İkinci eş İran’da resmi olarak yasalaşmış durumdadır ama birinci eş bu durumdan haberdar olmalı ve kadının rızası alınmalıydı ki 2010 yılında yürürlüğe giren bir kararnâme ile karısının rızası olmadan erkeğin evlenebilmesinin önü açılmıştır.

Arabistan’da dünyanın zengin ülkelerinden -evet sadece zengin gelişmiş ya da üreten değil-, bu ülkede kadının şoför koltuğuna geçmesi daha geçen yıl yasalaşmıştır.
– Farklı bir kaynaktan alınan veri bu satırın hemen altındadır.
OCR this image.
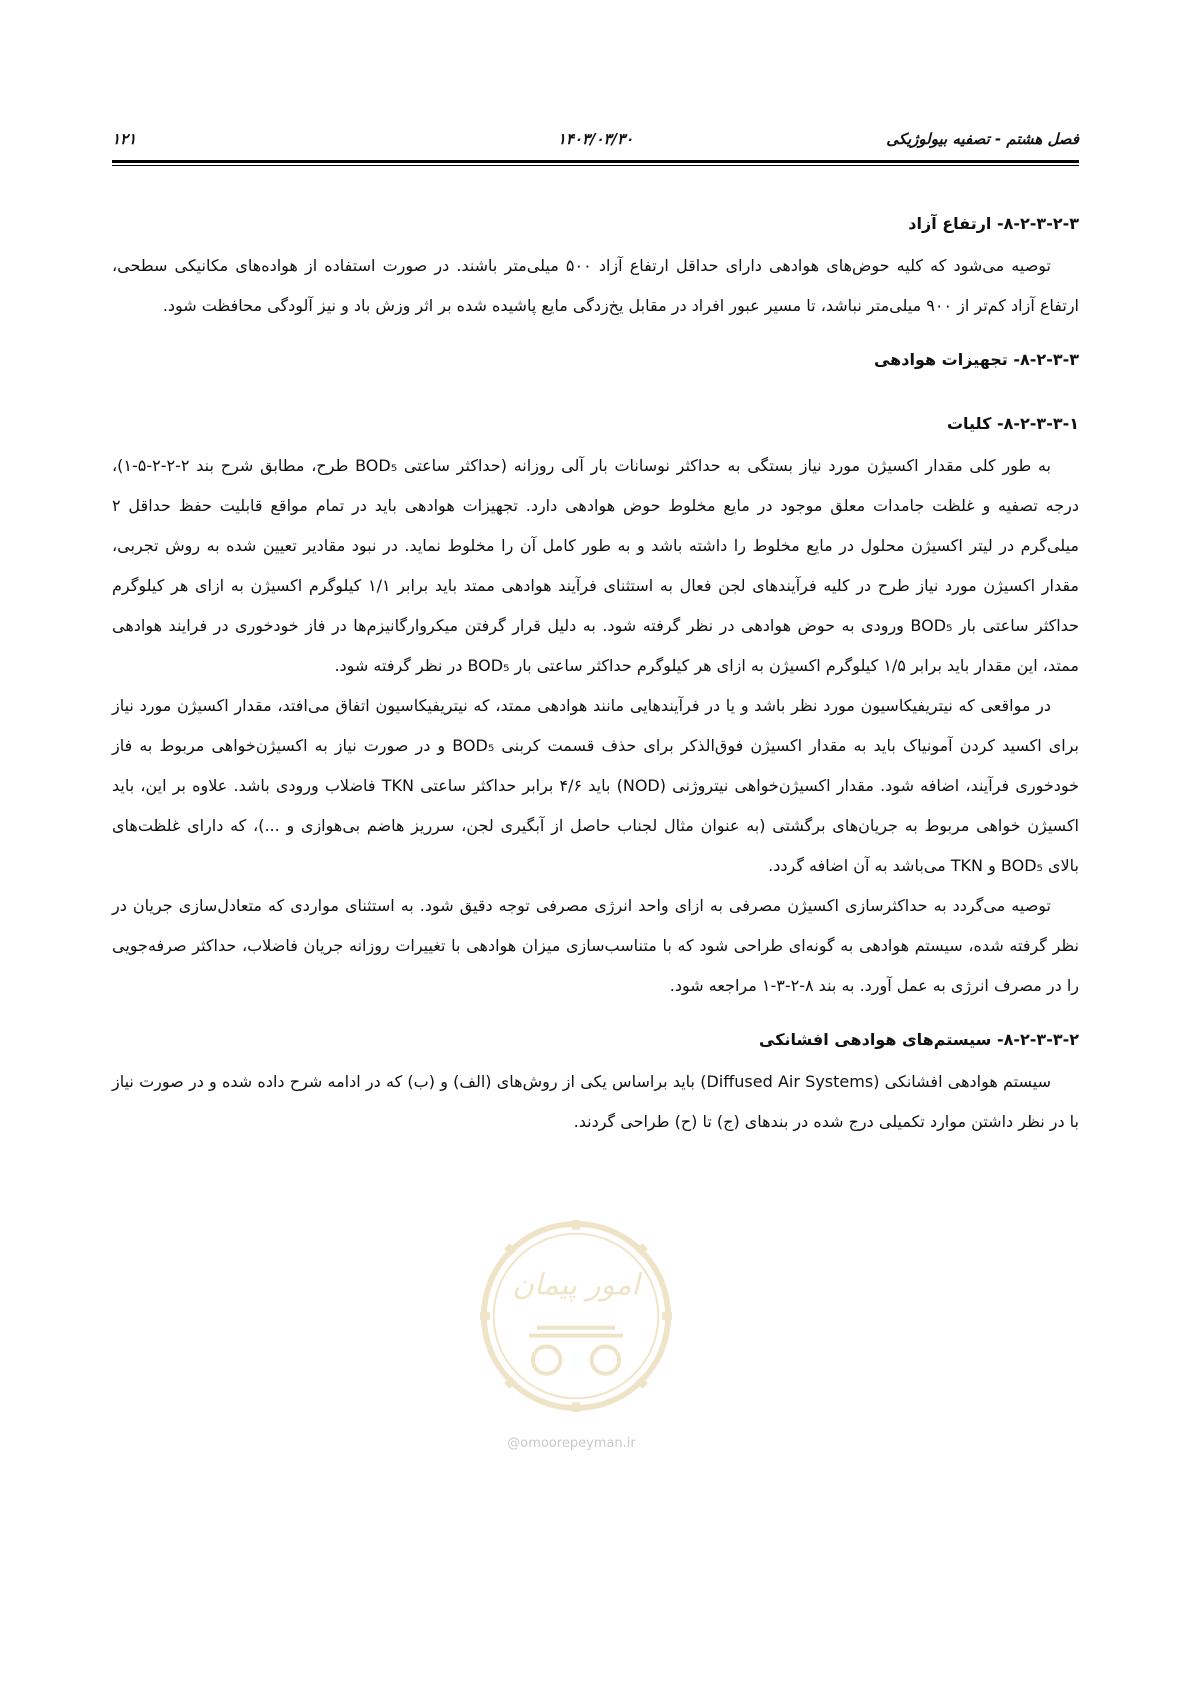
فصل هشتم - تصفیه بیولوژیکی
۱۴۰۳/۰۳/۳۰
۱۲۱
۸-۲-۳-۲-۳- ارتفاع آزاد

توصیه می‌شود که کلیه حوض‌های هوادهی دارای حداقل ارتفاع آزاد ۵۰۰ میلی‌متر باشند. در صورت استفاده از هواده‌های مکانیکی سطحی، ارتفاع آزاد کم‌تر از ۹۰۰ میلی‌متر نباشد، تا مسیر عبور افراد در مقابل یخ‌زدگی مایع پاشیده شده بر اثر وزش باد و نیز آلودگی محافظت شود.

۸-۲-۳-۳- تجهیزات هوادهی
۸-۲-۳-۳-۱- کلیات

به طور کلی مقدار اکسیژن مورد نیاز بستگی به حداکثر نوسانات بار آلی روزانه (حداکثر ساعتی BOD₅ طرح، مطابق شرح بند ۲-۲-۲-۵-۱)، درجه تصفیه و غلظت جامدات معلق موجود در مایع مخلوط حوض هوادهی دارد. تجهیزات هوادهی باید در تمام مواقع قابلیت حفظ حداقل ۲ میلی‌گرم در لیتر اکسیژن محلول در مایع مخلوط را داشته باشد و به طور کامل آن را مخلوط نماید. در نبود مقادیر تعیین شده به روش تجربی، مقدار اکسیژن مورد نیاز طرح در کلیه فرآیندهای لجن فعال به استثنای فرآیند هوادهی ممتد باید برابر ۱/۱ کیلوگرم اکسیژن به ازای هر کیلوگرم حداکثر ساعتی بار BOD₅ ورودی به حوض هوادهی در نظر گرفته شود. به دلیل قرار گرفتن میکروارگانیزم‌ها در فاز خودخوری در فرایند هوادهی ممتد، این مقدار باید برابر ۱/۵ کیلوگرم اکسیژن به ازای هر کیلوگرم حداکثر ساعتی بار BOD₅ در نظر گرفته شود.

در مواقعی که نیتریفیکاسیون مورد نظر باشد و یا در فرآیندهایی مانند هوادهی ممتد، که نیتریفیکاسیون اتفاق می‌افتد، مقدار اکسیژن مورد نیاز برای اکسید کردن آمونیاک باید به مقدار اکسیژن فوق‌الذکر برای حذف قسمت کربنی BOD₅ و در صورت نیاز به اکسیژن‌خواهی مربوط به فاز خودخوری فرآیند، اضافه شود. مقدار اکسیژن‌خواهی نیتروژنی (NOD) باید ۴/۶ برابر حداکثر ساعتی TKN فاضلاب ورودی باشد. علاوه بر این، باید اکسیژن خواهی مربوط به جریان‌های برگشتی (به عنوان مثال لجناب حاصل از آبگیری لجن، سرریز هاضم بی‌هوازی و ...)، که دارای غلظت‌های بالای BOD₅ و TKN می‌باشد به آن اضافه گردد.

توصیه می‌گردد به حداکثرسازی اکسیژن مصرفی به ازای واحد انرژی مصرفی توجه دقیق شود. به استثنای مواردی که متعادل‌سازی جریان در نظر گرفته شده، سیستم هوادهی به گونه‌ای طراحی شود که با متناسب‌سازی میزان هوادهی با تغییرات روزانه جریان فاضلاب، حداکثر صرفه‌جویی را در مصرف انرژی به عمل آورد. به بند ۸-۲-۳-۱ مراجعه شود.

۸-۲-۳-۳-۲- سیستم‌های هوادهی افشانکی

سیستم هوادهی افشانکی (Diffused Air Systems) باید براساس یکی از روش‌های (الف) و (ب) که در ادامه شرح داده شده و در صورت نیاز با در نظر داشتن موارد تکمیلی درج شده در بندهای (ج) تا (ح) طراحی گردند.

امور پیمان
@omoorepeyman.ir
Arabistan’da kadınların banka hesabı açması yasak, pasaport alıp tek başına yurt dışına çıkması yasak, evlenmesi ve boşanması yasak –erkek isterse evlenir isterse boşayabilir- bu yasaklardan sadece bazılarıdır.

Ülkeme bu hususları dikkate alarak baktığımda evet şoför koltuğuna geçmek için yanımızda bir erkeğe ihtiyacımız yok, her yerde araba kullanabiliriz ama yolda maruz kaldığımız sürekli taciz ve kadınların yavaş kullanması, doğru düzgün park edememesi gibi incitici, alaycı ve sürekli kadının kendisini yetersiz hissetmesine neden olan tutumları hepimiz biliyoruz.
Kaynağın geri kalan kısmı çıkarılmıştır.